As a corollary to his critique of the Northern media, Seneviratne offers an outsider’s view of the Indian media landscape. He chooses to ignore the comparative sanity of Indian newspapers and periodicals and, somewhat curiously, shows little interest in the accelerated outreach of ‘fake news’ hysteria in India through “social media” communication networks. Rather, by focusing on the massive outpouring of “news as panel discussion” across Indian television channels, he identifies that — the assault on thought and intelligence notwithstanding — the phenomenon had triggered a decisive tilt in favour of the “post-truth” mind-set. Gradually, his book builds on the reader’s awareness that the rejection of the traditional “watchdog”  function and the “attack dog” role-playing by sections of the Indian television media is not as ingenious as it appears — except for the greater crudity and aggression put up for display. Televised aggression, belligerence, histrionics and outrage, the sniffing out of ‘true’ villains, are petty acts of individual affect, without doubt, but these behaviours have Pavlovian undertones — the strategy of prioritizing panels-as-news has been learned through crude, persistent attempts of imitating Northern television.

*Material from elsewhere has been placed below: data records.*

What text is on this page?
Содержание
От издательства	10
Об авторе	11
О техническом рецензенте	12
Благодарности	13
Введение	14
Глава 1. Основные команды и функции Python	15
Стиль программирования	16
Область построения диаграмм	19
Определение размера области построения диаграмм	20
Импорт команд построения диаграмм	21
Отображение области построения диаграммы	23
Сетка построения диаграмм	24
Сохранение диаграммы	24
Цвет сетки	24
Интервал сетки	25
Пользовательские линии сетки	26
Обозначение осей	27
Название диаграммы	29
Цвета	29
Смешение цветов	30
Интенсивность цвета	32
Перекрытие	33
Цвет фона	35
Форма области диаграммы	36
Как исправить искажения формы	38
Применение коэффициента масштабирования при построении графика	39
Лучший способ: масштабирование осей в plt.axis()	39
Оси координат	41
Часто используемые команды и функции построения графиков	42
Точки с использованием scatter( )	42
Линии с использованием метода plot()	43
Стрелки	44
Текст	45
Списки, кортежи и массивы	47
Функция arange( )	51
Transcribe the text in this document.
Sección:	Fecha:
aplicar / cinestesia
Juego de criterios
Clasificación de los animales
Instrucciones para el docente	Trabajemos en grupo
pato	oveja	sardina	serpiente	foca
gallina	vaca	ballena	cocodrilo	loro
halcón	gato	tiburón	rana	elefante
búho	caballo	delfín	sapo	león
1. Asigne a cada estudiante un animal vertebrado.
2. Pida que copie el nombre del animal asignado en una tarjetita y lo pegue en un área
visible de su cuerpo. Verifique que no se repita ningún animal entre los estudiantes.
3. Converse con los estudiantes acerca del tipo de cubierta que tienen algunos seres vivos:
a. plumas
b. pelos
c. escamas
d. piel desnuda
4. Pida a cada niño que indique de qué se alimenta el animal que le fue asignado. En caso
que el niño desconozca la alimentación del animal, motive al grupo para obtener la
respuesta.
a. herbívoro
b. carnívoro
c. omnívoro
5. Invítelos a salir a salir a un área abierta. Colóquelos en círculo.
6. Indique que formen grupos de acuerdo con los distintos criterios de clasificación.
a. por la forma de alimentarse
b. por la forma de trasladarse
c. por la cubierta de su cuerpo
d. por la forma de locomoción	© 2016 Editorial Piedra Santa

In brief, if someone is interested in sifting through some ‘dead news’ about what went wrong with the global television media scene immediately before the outbreak of the Covid-19 pandemic, this book offers some uncomfortable facts to think about. It leaves out the technological side to “post-truth” though. In 2016, the Oxford dictionary made “post-truth” its word of  the year, upsetting all the earlier innocent excitement about a technologically redefined future era of cultural communication — the word for the previous year, now forgotten, was the “Face with Tears of Joy” emoji. Four years later, “post-truth” acquires newer dimensions as destitute migrants trudged across the Indian subcontinent, joyous clocks in most television news-studios keep striking at thirteen, and instantaneous information appears on hand-held electronic devices with greater gusto, confirming reality according to prejudices.